Data Science Portfolio

Coding and Other Projects

Written Reports

  • May 2024

    Master’s Degree thesis, written collaboratively with Trevor Sauerbrey

    Using academic abstracts mined from arXiv.org preprints, we use NLP and time series techniques to identify and forecast trends.

    Abstract: This article demonstrates time series methods and natural language processing (NLP) techniques applied to an arXiv-based open-source corpus of academic abstracts to forecast token frequency in academic research over time. Current efforts to predict research trends either weigh tokens improperly based on article length, apply inaccessible mathematics to forecasting, or assign weight to authorship and citations rather than vocabulary usage in academic writing. A novel “integral” similarity technique to cluster time series variables for vector autoregression (VAR) models is introduced, and unique evaluation metrics are employed to show forecasting errors follow a Cauchy distribution. Final results for modeling the corpus dataset do not significantly outperform naïve baseline models, and several opportunities for improvement are identified.

    Link to Report

    GitHub Repository

    This was written to satisfy the requirements of a Masters-level thesis.

  • December 2022

    Collaborative report with Kevin W.S. Baum.

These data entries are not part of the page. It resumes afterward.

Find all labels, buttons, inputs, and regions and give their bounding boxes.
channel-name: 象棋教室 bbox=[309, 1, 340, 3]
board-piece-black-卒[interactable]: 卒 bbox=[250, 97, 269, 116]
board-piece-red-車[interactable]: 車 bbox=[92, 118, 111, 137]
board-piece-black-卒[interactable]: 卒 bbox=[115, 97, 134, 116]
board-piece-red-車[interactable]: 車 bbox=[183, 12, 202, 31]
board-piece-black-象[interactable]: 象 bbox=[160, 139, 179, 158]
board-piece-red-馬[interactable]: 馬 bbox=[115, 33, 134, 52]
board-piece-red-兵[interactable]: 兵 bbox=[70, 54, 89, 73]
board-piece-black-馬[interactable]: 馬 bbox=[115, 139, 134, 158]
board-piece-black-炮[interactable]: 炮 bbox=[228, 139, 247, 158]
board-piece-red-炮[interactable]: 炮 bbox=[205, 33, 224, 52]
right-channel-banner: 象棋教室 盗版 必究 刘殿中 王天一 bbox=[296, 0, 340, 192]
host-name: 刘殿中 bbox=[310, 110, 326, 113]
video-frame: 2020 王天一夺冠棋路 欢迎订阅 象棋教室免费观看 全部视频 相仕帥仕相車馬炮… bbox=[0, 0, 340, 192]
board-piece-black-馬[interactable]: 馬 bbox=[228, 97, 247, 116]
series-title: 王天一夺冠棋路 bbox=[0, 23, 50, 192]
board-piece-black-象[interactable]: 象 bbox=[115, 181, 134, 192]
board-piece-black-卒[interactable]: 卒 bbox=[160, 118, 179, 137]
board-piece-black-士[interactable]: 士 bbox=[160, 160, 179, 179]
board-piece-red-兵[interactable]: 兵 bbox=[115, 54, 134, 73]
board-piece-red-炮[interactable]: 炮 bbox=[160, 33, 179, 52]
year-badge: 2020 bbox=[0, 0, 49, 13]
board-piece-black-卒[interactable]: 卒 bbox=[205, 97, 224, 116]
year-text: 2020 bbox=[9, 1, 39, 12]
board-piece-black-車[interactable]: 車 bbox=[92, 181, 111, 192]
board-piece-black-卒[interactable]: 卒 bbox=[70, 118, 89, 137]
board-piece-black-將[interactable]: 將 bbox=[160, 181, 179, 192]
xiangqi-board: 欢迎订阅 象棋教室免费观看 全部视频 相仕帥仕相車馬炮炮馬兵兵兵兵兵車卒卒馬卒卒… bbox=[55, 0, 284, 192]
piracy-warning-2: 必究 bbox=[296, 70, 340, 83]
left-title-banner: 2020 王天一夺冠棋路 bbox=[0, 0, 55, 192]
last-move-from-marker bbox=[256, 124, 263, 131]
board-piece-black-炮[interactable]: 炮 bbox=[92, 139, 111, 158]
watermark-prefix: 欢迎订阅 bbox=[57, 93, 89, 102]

    Using Summary Compensation Table data sourced from sec-api.io and financial data from stockrow.com, we attempt to classify executive roles as “CEO” or “CFO” on the basis of (1) Company financials, and (2) Executive pay, both over a 10-year window.

    Link to report.

    GitHub repository.

    This was written to satisfy the requirements of a Masters-level course in applied data mining.

  • October 2022

    This is a report outlining some of the ethical and practical considerations of Executive Compensation, and proposing a data-driven knowledge base to raise awareness of executive pay practices.

    Link to report.

    This was written to satisfy the requirements of a Masters-level course in the ethical foundations of data science.

  • December 2013

    This is a directed study report on numerical methods, specifically finding numerical solutions for nonlinear wave equations by discretizing the equation parameters and applying difference methods as an approximation for continuous derivatives. The report also includes an introduction to Elliptical Equations, Linear and Non-Linear Wave Equations, iterations and convergence, and techniques for approximating initial conditions with difference methods.

    Link to report.

    This report was written to satisfy the senior thesis requirements of a Bachelor of Science degree in Applied Mathematics.

  • Summer 2013

    This is a quantum computing algorithm for finding square roots of a positive-definite matrix, built on the architecture of the Harrow/Hassidim/Llloyd (HHL) algorithm for solving linear equations with a quantum computer. The original algorithm relies on eigendecomposition, breaking a matrix into form QAQ* and performing inversion operations on the diagonal eigenvalue matrix A in quantum superposition. We extend this idea to square roots rather than inversion, including analysis of error and runtime.

    Link to report.

    This report was written to satisfy the senior thesis requirements of a Bachelor of Science degree in Applied Mathematics.